There’s an old, old joke (referenced 34 years ago by N.Y. Times columnist Russell Baker) about the difference between above-the-credit-block and below it. “When Ronald Reagan-for-President talk first started,” Baker wrote, “Jack Warner, one of Mr. Reagan’s Warner Bros. employers, is said to have replied, ‘No, Jimmy Stewart for President — Ronald Reagan for his best friend.'”
Jason Sudekis, Alison Brie doing Sundance publicity for
Sleeping with Other People.
There are some people, Warner meant, that just don’t have that marquee quality.
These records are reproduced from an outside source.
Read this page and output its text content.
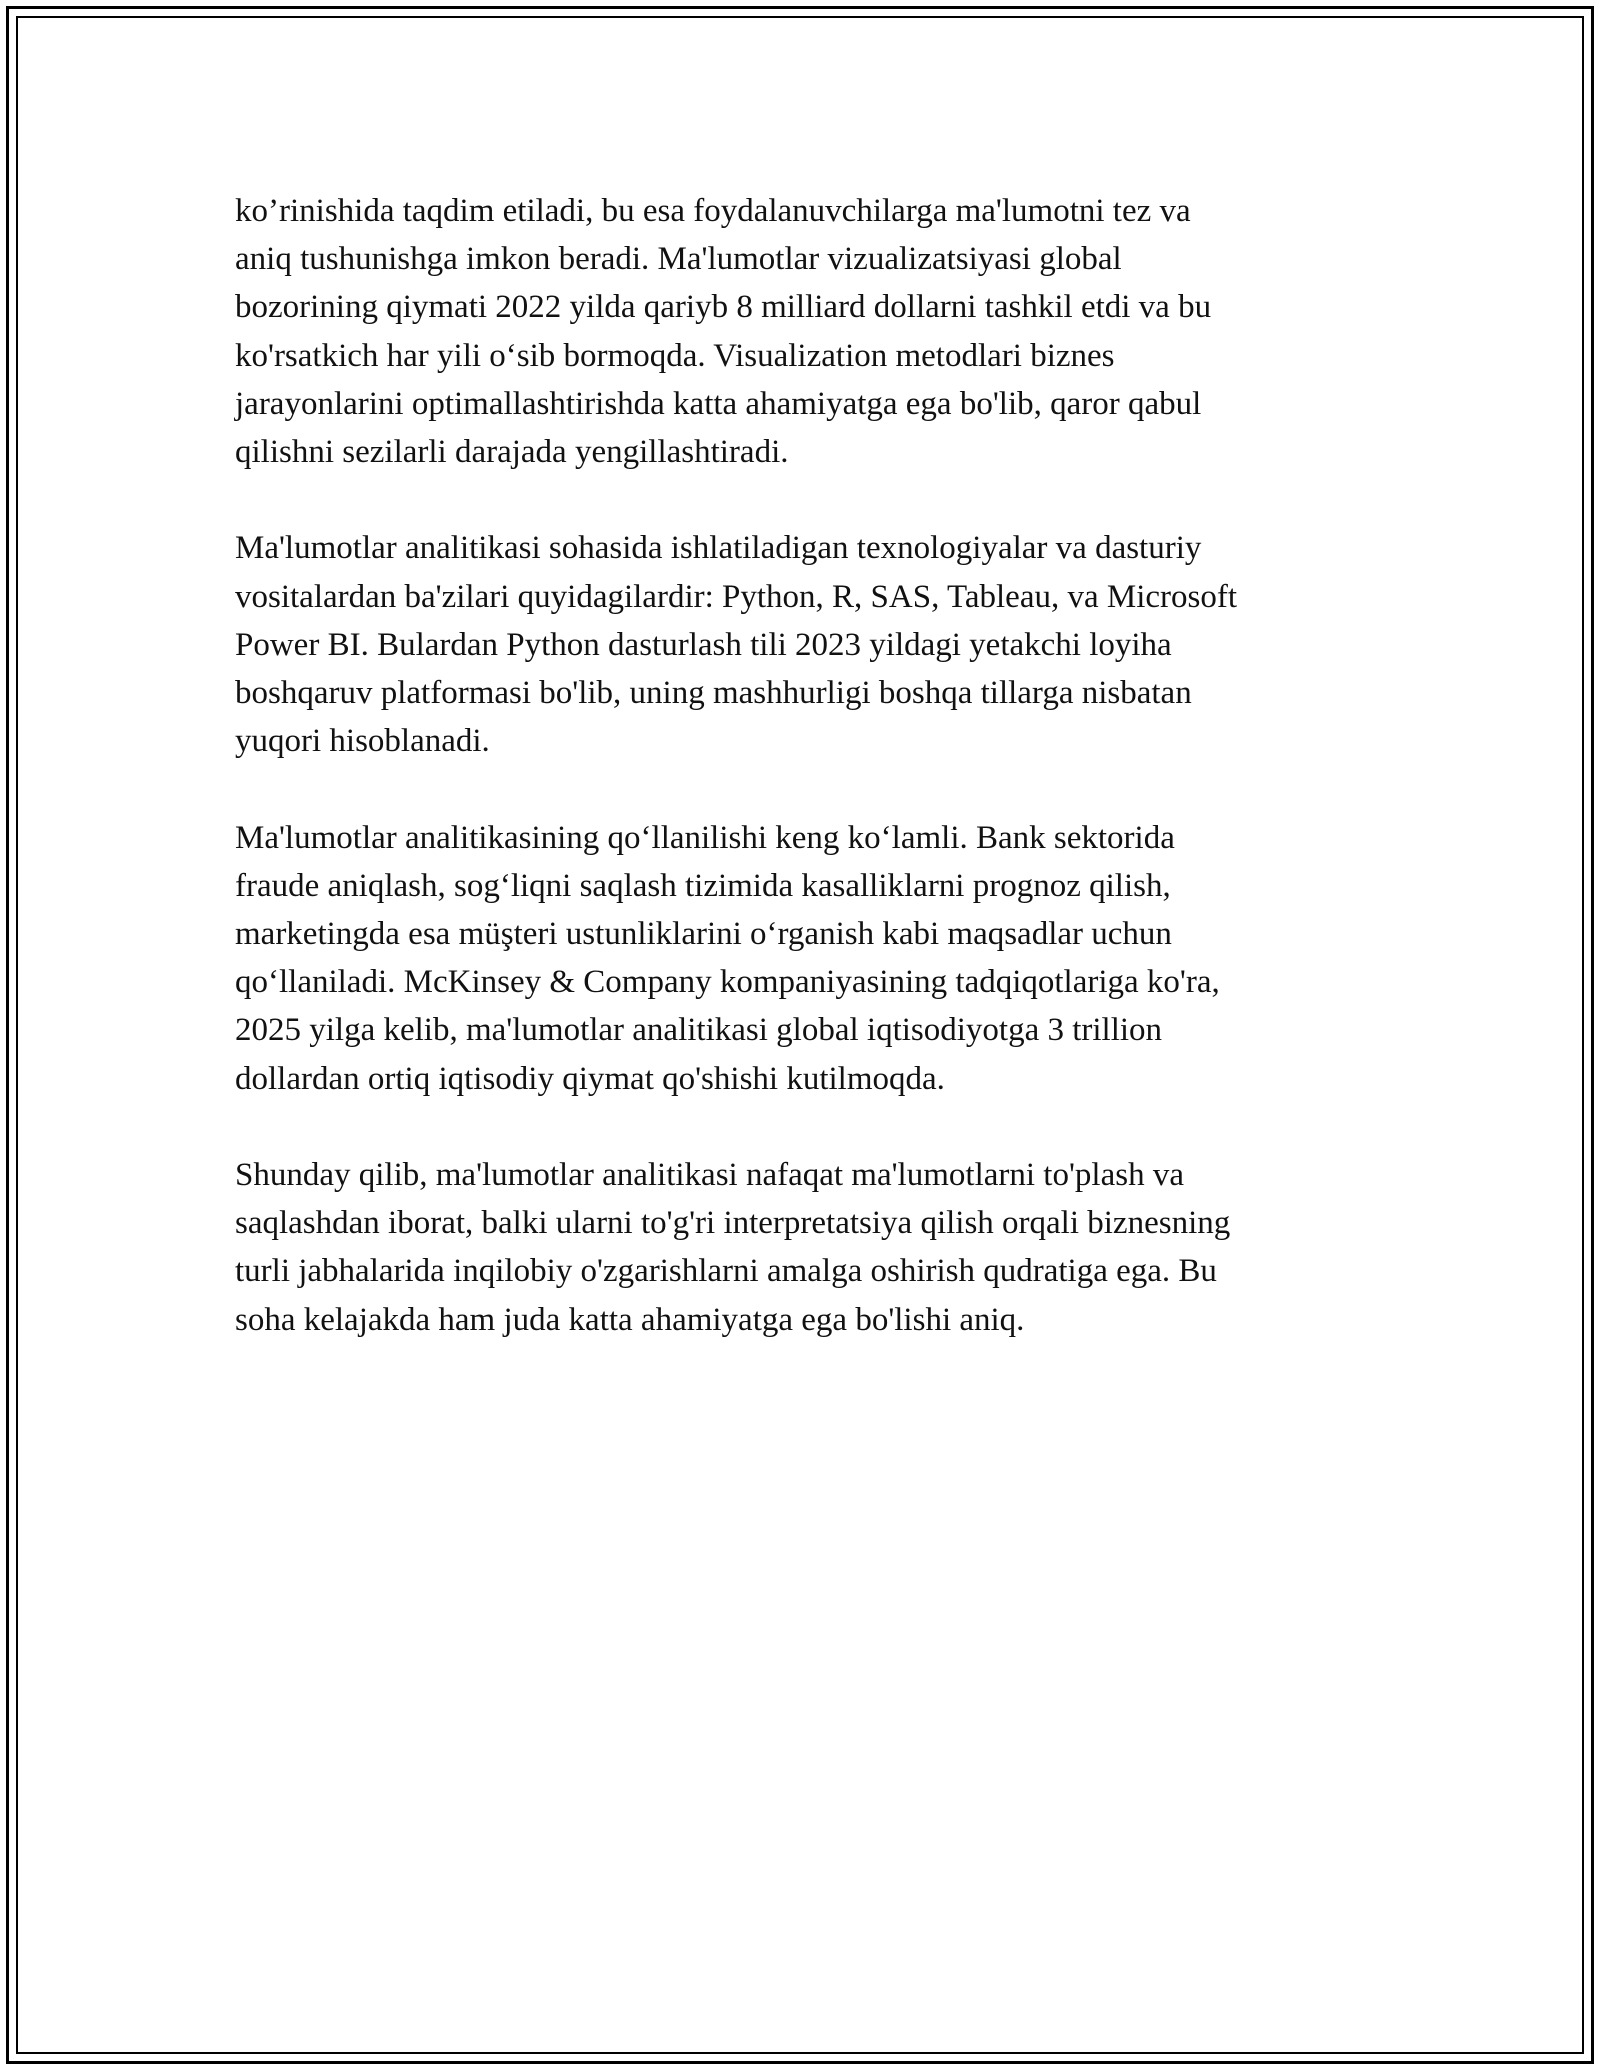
ko’rinishida taqdim etiladi, bu esa foydalanuvchilarga ma'lumotni tez va
aniq tushunishga imkon beradi. Ma'lumotlar vizualizatsiyasi global
bozorining qiymati 2022 yilda qariyb 8 milliard dollarni tashkil etdi va bu
ko'rsatkich har yili o‘sib bormoqda. Visualization metodlari biznes
jarayonlarini optimallashtirishda katta ahamiyatga ega bo'lib, qaror qabul
qilishni sezilarli darajada yengillashtiradi.

Ma'lumotlar analitikasi sohasida ishlatiladigan texnologiyalar va dasturiy
vositalardan ba'zilari quyidagilardir: Python, R, SAS, Tableau, va Microsoft
Power BI. Bulardan Python dasturlash tili 2023 yildagi yetakchi loyiha
boshqaruv platformasi bo'lib, uning mashhurligi boshqa tillarga nisbatan
yuqori hisoblanadi.

Ma'lumotlar analitikasining qo‘llanilishi keng ko‘lamli. Bank sektorida
fraude aniqlash, sog‘liqni saqlash tizimida kasalliklarni prognoz qilish,
marketingda esa müşteri ustunliklarini o‘rganish kabi maqsadlar uchun
qo‘llaniladi. McKinsey & Company kompaniyasining tadqiqotlariga ko'ra,
2025 yilga kelib, ma'lumotlar analitikasi global iqtisodiyotga 3 trillion
dollardan ortiq iqtisodiy qiymat qo'shishi kutilmoqda.

Shunday qilib, ma'lumotlar analitikasi nafaqat ma'lumotlarni to'plash va
saqlashdan iborat, balki ularni to'g'ri interpretatsiya qilish orqali biznesning
turli jabhalarida inqilobiy o'zgarishlarni amalga oshirish qudratiga ega. Bu
soha kelajakda ham juda katta ahamiyatga ega bo'lishi aniq.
And I am telling you that according to my Jack Warner-like standards, Alison Brie, the costar of Sleeping With Other People (IFC Films, 9.11), is best friend material. Which is not a bad thing. It’s fine. But it is what it is.
Brie is Rhoda, not Mary Tyler Moore. If you were to ask Junior Soprano he would say “she’s definitely not Angie Dickinson.” She has an agreeably perky vibe and is pleasantly attractive as far as it goes, but she’s “indie.” When I was watching the film, which by the way is a better-than-decent Manhattan romcom, I kept wanting someone hotter to be playing her part. Something in her eyes just dials it down for me.
Yeah, I know — who am I to talk because I’m older and not the fetching guy with the .400 batting average that I was back in the day? But some people have that “you can’t fuck me because I’m too hot for you” quality and some don’t.
And you know what? I just put my neck in a noose for saying that. Put me on the rack and throw me in jail. Because anyone with eyes knows that Alison Brie, best known for her Annie Edison role on NBC’s Community, is a vision of Venus and absolute thermometer-busting hotness second to none.